05.01.2011
Ausgerüstet mit Schwimmflügeln und Schwimmbrett toben Max und Emma im Schwimmbecken der Johanniter-Ordenshäuser. Gemeinsam mit zehn weiteren Kindern der Tagesstätte Luftikus erwerben sie dort das Schwimmabzeichen.
„Uns wird hier eine tolle Möglichkeit geboten, den Kindern das Schwimmen beizubringen", sagt Erzieherin Heike Rabbe, Leiterin der Kindertagesstätte. Voneinander lernen heißt dabei die Devise. Aus diesem Grund sind die Kindertagesstätte und die Klinik eine Kooperation auf verschiedenen Ebenen eingegangen.
Neben der Betreuung in den Bereichen Logopädie, Ergotherapie und der Krankengymnastik, sollen Kinder der Tagesstätte Luftikus in den Johanniter-Ordenshäusern nun auch das Schwimmen erlernen. „Fernziel soll dann das Seepferdchen sein", erklärt Heike Rabbe. In den ersten Übungsstunden lernen die Kinder jedoch erst einmal den Umgang mit dem Wasser kennen. „Viele Kinder haben bisher unterschiedliche Erfahrungen mit dem Wasser gemacht. Teilweise sind einige von Ihnen auch noch nie in einem Schwimmbad gewesen", sagt Heike Rabbe.
Damit jedes Kind gezielt trainiert werden kann, beaufsichtigen gleich vier Erzieherinnen die zwölfköpfige Kindergruppe. Voraussetzung für die ordnungsgemäße Betreuung im Schwimmbad ist daher der Erwerb eines DLRG-Schwimmabzeichens. „Sicherheit steht bei uns natürlich an erster Stelle", erklärt Heike Rabbe, die selbst sogar das DLRG-Abzeichen in Gold besitzt.
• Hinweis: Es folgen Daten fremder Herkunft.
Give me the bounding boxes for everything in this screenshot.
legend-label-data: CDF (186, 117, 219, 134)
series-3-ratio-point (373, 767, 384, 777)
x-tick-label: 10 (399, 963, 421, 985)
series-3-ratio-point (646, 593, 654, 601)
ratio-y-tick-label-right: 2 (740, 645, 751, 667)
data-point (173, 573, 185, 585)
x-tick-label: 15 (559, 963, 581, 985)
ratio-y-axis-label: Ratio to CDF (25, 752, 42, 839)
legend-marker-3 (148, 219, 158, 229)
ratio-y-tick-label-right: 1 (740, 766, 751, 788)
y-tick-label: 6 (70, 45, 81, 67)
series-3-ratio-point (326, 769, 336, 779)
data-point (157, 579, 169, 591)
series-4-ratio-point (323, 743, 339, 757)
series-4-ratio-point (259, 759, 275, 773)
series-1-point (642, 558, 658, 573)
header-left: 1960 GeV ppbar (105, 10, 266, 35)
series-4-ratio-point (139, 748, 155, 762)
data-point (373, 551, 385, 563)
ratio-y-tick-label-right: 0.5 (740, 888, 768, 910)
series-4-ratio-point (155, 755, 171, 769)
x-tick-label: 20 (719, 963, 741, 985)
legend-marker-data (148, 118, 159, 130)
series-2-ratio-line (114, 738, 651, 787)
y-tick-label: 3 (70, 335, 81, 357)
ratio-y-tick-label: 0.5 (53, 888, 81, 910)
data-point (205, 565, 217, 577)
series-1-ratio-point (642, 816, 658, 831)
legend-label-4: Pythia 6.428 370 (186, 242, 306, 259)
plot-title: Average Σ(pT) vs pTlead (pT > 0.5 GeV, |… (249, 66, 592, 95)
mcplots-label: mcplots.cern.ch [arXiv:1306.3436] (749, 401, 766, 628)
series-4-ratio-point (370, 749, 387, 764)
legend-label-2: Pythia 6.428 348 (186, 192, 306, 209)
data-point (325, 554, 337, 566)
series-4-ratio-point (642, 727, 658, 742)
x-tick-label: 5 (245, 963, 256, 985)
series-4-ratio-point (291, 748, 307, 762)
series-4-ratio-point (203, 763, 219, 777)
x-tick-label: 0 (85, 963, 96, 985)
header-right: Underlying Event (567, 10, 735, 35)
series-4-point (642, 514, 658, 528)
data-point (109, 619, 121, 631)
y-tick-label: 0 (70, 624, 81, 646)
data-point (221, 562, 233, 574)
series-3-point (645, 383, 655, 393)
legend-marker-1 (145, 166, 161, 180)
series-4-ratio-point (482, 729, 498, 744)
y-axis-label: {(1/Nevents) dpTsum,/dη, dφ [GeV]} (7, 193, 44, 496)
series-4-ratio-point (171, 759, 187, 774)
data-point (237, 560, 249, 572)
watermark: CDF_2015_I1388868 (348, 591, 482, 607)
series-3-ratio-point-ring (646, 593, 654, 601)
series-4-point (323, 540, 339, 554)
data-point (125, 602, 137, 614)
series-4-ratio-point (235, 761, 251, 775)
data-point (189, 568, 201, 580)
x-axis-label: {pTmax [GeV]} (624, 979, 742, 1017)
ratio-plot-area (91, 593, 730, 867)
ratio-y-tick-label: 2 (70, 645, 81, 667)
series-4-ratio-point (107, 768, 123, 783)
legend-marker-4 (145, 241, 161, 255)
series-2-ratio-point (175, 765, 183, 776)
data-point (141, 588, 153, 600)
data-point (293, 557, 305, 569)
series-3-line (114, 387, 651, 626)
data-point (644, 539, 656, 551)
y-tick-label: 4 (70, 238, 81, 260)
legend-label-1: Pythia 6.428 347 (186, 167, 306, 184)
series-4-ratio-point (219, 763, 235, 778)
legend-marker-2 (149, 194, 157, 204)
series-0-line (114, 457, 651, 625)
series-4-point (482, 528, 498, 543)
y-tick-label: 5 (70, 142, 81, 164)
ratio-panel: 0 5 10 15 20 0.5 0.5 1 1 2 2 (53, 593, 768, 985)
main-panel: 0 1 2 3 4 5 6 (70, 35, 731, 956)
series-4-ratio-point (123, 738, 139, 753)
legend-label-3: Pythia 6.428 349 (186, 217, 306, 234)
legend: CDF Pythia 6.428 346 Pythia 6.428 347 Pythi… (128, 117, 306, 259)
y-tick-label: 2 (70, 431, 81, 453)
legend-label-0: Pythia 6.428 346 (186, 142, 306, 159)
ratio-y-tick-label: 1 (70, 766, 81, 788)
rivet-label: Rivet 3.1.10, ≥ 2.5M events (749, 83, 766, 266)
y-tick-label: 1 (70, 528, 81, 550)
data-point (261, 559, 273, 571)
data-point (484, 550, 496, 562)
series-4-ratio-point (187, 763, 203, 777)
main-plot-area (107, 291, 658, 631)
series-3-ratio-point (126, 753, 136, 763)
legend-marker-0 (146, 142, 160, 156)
Auch Michael Schelp, Kaufmännischer Leiter der Johanniter-Ordenshäuser, sieht viele Vorteile in der Kooperation. „Für unsere Mitarbeiter, die meist mit älteren Leuten arbeiten, ist das natürlich eine besondere Abwechslung, aus der sie viel lernen können", erklärt Michael Schelp, der gemeinsam mit Heike Rabbe einen weiteren Ausbau der Kooperation zwischen Ordenshäuser und Kindertagesstätte plant. „Wir hoffen, dass wir in Zukunft auch ein Eltern-Kind-Schwimmen anbieten können", sagt Heike Rabbe in diesem Zusammenhang.